British Columbia's political leaders made Earth Day the backdrop to their campaigning Monday, using environmentally-themed events that said as much about their approaches as the substance of their announcements.
NDP Leader Adrian Dix was in Environment Minister Terry Lake's Kamloops riding to broadly imply a government led by him would likely put a stop to the proposed twinning of the Kinder Morgan pipeline through Burnaby, to the Burrard Inlet off Vancouver.
Dix said he would await the results of the necessary reviews held into the project that would triple the capacity of the Trans Mountain pipeline, but he added: "We do not expect Vancouver to become a major oil export port as appears to be suggested in what Kinder Morgan is proposing."
In the past, Dix has taken a similar stance on the development of the Northern Gateway pipeline, saying an NDP government would opt out of a joint federal review already underway for more than a year and conduct its own environmental probe. Dix has also said in the past he is opposed to the project.
Liberal Leader Christy Clark took her campaign to two Vancouver-based environmental tech companies to talk about jobs the green economy can provide.
Solegear Bioplastics makes plastics from plants instead of oil.
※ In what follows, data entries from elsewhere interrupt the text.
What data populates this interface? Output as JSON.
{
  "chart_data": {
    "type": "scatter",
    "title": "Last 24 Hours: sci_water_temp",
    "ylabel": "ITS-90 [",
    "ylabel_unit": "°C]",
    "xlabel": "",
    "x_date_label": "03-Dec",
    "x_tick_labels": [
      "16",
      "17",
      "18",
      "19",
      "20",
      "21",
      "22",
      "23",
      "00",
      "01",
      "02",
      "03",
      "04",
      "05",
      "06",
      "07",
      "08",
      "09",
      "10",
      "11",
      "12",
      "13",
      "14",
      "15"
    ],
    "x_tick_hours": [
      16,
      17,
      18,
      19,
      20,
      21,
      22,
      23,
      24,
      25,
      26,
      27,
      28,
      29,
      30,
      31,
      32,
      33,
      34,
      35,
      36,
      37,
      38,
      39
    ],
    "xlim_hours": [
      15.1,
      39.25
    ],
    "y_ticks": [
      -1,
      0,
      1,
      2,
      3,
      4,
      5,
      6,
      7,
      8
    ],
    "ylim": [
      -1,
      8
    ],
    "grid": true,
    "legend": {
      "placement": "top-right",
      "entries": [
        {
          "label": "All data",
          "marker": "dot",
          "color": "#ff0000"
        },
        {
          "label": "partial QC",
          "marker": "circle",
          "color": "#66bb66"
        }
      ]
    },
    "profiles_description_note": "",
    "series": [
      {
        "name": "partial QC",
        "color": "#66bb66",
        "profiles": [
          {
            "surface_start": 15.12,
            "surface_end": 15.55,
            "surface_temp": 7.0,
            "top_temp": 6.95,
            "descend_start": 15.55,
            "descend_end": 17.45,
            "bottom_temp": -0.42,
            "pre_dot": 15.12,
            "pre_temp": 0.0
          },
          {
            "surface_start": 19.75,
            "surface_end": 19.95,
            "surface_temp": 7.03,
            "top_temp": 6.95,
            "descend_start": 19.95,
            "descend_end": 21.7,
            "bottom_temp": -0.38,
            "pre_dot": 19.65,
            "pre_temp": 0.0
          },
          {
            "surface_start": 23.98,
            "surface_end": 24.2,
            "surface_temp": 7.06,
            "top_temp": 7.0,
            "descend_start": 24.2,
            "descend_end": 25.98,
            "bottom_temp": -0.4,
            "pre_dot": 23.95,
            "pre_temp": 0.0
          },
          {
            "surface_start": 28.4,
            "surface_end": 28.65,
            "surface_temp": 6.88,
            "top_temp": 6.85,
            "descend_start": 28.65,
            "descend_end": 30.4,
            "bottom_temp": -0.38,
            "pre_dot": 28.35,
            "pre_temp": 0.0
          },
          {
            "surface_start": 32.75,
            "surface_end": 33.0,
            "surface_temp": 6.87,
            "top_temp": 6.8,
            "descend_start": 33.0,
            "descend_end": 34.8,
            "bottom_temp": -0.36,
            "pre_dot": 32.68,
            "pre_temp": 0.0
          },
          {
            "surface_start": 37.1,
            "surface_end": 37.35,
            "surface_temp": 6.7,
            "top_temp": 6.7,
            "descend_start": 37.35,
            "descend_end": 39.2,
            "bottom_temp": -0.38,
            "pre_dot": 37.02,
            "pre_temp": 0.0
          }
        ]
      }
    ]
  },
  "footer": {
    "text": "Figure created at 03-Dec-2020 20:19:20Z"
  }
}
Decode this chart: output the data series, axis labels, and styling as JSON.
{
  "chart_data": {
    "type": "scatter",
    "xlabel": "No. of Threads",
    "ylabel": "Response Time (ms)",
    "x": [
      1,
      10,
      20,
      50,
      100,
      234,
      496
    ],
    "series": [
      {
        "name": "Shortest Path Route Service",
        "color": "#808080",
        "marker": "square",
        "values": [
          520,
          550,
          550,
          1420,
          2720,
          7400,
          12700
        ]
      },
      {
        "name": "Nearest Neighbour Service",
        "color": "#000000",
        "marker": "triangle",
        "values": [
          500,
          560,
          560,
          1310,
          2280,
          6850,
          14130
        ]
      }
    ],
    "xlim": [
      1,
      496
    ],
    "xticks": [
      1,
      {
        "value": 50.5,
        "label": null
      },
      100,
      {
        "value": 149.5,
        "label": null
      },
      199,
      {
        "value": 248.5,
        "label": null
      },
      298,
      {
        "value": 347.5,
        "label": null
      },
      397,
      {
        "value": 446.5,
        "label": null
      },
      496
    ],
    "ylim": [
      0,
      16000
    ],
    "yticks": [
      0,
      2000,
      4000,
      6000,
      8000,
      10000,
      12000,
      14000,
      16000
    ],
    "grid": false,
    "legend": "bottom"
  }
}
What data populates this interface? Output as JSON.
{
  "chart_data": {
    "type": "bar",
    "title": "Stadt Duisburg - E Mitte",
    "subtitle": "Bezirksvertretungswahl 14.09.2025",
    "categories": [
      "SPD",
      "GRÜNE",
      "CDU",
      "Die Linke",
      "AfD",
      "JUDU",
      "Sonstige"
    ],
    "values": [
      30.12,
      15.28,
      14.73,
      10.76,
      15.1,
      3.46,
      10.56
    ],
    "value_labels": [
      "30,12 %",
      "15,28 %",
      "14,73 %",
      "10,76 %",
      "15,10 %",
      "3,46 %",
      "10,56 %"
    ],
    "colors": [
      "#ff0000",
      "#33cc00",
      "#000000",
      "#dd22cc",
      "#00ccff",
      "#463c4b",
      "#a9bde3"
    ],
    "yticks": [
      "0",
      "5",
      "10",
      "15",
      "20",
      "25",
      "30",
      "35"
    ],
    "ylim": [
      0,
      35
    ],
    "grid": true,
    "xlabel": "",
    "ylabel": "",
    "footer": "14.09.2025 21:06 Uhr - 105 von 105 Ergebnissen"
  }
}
The company says in its promotional material that its products, which can be used in everything from packaging to office furniture and toys, are compostable and non-toxic.
The second company, Saltworks Technologies Inc., has developed desalination technologies that have been used by customers as diverse as NASA and the Alberta oil patch.
"Clean tech is creating the jobs of tomorrow," Clark said after touring Saltworks, which employs 40 people and last year, was named to the Global Cleantech 100, a list produced by a global research and advisory firm.
"The NDP would stifle this kind of innovation. We know they don't understand the economy, and we know that they would move backward on the environment, too. They have opposed policy after policy that we have brought in to protect BC's environment and spur innovation."
In a rare glimmer of agreement, both leaders expressed doubts about the Pacific Carbon Trust, the agency that was created with the goal of turning BC into one of the world's leading carbon-neutral economies.